TRATTATIVE AD ALTO RISCHIO
Che gli scenari siano radicalmente cambiati lo conferma un manager di lungo corso come Alberto Cannavale, direttore prodotto Italia di Futura Vacanze: «Fino a un decennio fa gli accordi erano più semplici da raggiungere perché le strutture avevano forte bisogno di collaborare con i tour operator. I cataloghi rappresentavano infatti l’unico mezzo per raggiungere un vasto pubblico. Alternative non ce n’erano. Oggi la situazione è molto diversa: la ricerca dei fornitori passa spesso dagli strumenti digitali, anche se la passione resta invariata. Per mantenere lo stesso livello di disponibilità è necessario chiudere meno contratti, ma con caratteristiche diverse. Ad esempio, si richiede l’acquisizione totale delle disponibilità di camere e l’esclusiva dei servizi complementari come animazione, assistenza, trasporto e trasferimenti. Tuttavia, ciò comporta un aumento significativo del rischio imprenditoriale rispetto al passato».
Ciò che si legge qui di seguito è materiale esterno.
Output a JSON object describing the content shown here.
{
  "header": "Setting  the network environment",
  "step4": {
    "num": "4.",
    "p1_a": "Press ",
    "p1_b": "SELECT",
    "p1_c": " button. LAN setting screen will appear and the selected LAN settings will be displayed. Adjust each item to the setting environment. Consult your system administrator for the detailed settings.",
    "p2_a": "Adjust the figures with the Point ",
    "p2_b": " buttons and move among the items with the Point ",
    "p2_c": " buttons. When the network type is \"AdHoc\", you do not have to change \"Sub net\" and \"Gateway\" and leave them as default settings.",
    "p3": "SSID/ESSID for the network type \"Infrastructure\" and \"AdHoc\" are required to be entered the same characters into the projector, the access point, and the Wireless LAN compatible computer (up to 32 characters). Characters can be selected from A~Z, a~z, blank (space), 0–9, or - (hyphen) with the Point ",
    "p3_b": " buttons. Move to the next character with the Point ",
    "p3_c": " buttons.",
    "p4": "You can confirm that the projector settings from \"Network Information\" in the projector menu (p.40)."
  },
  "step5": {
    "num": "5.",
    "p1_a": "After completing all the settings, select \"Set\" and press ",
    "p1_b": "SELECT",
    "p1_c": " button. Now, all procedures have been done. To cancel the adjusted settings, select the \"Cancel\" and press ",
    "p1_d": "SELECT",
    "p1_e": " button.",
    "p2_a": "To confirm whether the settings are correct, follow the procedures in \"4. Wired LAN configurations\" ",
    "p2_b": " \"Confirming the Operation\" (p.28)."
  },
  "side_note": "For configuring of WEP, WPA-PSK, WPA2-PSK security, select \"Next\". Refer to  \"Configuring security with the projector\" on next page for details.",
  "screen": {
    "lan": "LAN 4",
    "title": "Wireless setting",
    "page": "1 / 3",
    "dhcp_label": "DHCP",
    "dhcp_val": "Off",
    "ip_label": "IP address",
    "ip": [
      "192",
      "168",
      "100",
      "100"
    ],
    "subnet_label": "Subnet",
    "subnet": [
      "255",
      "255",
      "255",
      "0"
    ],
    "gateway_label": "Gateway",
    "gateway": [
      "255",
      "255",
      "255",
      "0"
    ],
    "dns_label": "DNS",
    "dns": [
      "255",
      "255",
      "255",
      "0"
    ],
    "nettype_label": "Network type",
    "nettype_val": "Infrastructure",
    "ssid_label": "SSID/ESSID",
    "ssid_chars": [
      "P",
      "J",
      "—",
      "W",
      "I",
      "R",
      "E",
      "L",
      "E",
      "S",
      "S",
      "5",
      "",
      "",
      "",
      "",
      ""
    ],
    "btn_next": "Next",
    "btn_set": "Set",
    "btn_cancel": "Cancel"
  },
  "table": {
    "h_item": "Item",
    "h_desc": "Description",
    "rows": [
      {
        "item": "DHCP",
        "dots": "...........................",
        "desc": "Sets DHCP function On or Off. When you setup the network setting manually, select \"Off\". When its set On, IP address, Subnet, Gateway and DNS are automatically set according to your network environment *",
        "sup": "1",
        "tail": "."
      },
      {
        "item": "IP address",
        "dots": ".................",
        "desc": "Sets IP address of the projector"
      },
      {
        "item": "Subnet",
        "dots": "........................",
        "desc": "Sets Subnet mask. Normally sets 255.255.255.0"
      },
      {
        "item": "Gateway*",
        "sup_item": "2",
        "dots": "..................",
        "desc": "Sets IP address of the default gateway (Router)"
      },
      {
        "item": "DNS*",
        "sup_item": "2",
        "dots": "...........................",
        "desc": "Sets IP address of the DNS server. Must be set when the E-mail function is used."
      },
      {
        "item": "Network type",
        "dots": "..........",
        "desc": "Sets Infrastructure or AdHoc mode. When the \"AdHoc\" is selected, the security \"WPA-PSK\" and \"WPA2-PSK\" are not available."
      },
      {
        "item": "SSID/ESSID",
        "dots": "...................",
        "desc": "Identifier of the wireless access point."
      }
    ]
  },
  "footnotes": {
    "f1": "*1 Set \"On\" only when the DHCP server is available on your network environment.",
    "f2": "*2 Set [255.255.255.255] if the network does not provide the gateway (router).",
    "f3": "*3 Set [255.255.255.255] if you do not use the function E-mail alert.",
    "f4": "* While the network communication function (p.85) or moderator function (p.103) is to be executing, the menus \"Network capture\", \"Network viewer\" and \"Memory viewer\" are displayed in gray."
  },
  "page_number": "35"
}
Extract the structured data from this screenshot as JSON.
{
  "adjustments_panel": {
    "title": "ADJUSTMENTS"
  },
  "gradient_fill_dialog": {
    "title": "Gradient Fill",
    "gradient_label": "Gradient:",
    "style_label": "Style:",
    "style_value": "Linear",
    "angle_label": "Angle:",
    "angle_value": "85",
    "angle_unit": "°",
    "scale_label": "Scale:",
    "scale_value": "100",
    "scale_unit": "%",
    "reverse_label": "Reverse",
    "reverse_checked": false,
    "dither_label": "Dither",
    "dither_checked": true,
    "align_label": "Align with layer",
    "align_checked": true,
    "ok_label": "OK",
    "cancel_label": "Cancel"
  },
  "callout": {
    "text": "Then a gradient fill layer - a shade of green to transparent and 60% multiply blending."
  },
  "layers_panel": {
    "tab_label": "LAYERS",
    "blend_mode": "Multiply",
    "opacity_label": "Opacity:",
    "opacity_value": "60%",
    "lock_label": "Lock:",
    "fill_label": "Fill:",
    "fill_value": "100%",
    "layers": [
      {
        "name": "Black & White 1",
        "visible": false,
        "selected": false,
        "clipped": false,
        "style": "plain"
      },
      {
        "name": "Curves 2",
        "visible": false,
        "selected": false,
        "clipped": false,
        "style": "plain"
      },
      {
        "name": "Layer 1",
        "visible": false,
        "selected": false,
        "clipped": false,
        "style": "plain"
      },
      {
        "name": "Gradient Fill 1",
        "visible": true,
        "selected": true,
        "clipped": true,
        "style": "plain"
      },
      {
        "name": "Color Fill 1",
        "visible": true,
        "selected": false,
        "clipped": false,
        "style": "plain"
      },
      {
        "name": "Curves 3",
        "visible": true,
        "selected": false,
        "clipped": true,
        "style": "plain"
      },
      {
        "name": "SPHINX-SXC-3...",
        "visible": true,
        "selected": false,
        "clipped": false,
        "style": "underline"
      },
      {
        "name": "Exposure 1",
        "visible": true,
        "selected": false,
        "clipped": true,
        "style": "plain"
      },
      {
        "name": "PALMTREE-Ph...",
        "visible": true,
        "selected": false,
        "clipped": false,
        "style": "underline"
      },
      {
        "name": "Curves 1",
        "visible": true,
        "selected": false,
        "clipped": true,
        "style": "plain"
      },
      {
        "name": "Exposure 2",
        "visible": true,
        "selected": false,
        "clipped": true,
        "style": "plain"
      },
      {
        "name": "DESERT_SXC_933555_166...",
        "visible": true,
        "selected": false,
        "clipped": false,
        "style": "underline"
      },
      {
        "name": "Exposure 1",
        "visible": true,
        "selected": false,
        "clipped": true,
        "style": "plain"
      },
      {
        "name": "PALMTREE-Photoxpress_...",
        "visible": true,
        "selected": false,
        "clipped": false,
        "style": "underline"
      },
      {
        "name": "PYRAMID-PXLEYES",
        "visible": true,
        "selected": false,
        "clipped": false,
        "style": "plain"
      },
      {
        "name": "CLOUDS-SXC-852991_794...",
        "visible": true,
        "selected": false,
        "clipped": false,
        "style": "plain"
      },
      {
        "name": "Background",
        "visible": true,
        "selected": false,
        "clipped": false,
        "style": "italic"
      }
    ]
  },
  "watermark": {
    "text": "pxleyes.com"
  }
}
«Di base – conclude Cannavale con un pizzico di amarezza – è in atto un cambiamento di paradigma: sono venuti a mancare i presupposti per stipulare questo tipo di accordi. I fornitori, inclusi quelli meno consolidati, sono ormai facilmente accessibili ai clienti finali, che hanno la possibilità di prenotare direttamente. Questo ha trasformato gli stessi fornitori da collaboratori a concorrenti. E i contratti in allotment, pur esistendo ancora, sono notevolmente ridotti rispetto a un tempo».